Gosto bastante de animação japonesa,
principalmente o mangá para cinema e não para
televisão que é mais limitado. Tenho
acompanhado os filmes que saem e a obra de
referência, sem dúvida, é o "Akira".
Em Portugal
também tem a febre dos Pokémos?
Tem. Os
"miúdos" andam loucos por Pokémon e
agora surgiu o Digimon. Tudo que tem Pokémon,
onde aparecem os bonecos, eles querem comprar. É
um fenômeno sem dúvida. É um pouco
compreensível porque são personagens tão ricos
em merchandising.
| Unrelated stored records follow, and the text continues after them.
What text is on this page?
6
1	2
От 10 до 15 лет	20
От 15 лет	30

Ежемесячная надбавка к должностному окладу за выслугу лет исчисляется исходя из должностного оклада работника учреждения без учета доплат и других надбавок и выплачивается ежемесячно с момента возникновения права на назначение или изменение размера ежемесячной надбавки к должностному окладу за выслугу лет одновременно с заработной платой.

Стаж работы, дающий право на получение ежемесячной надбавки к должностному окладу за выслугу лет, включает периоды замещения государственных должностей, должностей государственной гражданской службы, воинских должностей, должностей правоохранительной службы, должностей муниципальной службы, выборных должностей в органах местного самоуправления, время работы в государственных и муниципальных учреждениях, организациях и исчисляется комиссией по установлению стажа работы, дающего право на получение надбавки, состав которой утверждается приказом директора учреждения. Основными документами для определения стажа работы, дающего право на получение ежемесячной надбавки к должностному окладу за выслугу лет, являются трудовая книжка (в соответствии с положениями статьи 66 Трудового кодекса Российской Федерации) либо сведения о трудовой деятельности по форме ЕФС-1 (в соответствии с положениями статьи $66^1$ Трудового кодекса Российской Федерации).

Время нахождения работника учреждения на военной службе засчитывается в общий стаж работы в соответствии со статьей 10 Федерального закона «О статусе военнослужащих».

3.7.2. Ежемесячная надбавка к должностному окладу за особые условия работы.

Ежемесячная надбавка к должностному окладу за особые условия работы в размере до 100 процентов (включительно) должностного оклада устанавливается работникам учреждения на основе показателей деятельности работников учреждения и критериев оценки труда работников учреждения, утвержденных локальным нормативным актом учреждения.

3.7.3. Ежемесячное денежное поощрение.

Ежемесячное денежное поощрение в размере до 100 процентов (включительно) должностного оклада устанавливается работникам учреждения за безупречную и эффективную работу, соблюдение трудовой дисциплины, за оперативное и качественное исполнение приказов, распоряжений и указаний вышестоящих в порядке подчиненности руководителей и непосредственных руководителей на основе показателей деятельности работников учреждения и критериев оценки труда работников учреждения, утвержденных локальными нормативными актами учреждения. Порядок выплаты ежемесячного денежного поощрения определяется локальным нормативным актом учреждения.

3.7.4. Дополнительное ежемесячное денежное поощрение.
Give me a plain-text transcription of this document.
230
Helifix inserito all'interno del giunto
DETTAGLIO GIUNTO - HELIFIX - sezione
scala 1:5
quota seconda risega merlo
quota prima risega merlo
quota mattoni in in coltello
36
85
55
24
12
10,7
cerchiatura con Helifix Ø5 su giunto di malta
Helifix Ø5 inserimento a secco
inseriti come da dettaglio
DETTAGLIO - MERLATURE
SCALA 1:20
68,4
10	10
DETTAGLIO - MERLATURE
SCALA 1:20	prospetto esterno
Daqui para frente, toda
animação que surgir vai explorar isso porque é
um mercado enorme.
Qual a sua
opinião sobre isso, você acha que é uma
influência ruim para as crianças porque tem
muita violência?
Não,
particularmente não acho. Eu discordo um pouco
do discurso de censura da violência nos desenhos
animados. Acho que as crianças precisam disso e
faz parte do seu desenvolvimento. Evidentemente,
se as crianças não são acompanahdas, não tem
uma face educativa da parte dos pais, isso pode
influenciar negativamente. Se esse acompanhamento
existir, creio que é inofensivo. Os desenhos
animados não vão influenciar negativamente as
crianças.
Qual a sua
expectativa para a exibição de seu filme aqui
na Mostra?
Estou bastante
curioso. Estou bastante reticente porque os
filminhos foram feitos para serem passados um a
um, cada episódio de um minuto. E vão passar 60
de uma vez. É um pacote um pouco pesado, que
pode cansar porque os filmes não tem uma
linguagem que agüente 60 minutos seguidos. Estou
na expectativa para ver qual é o resultado.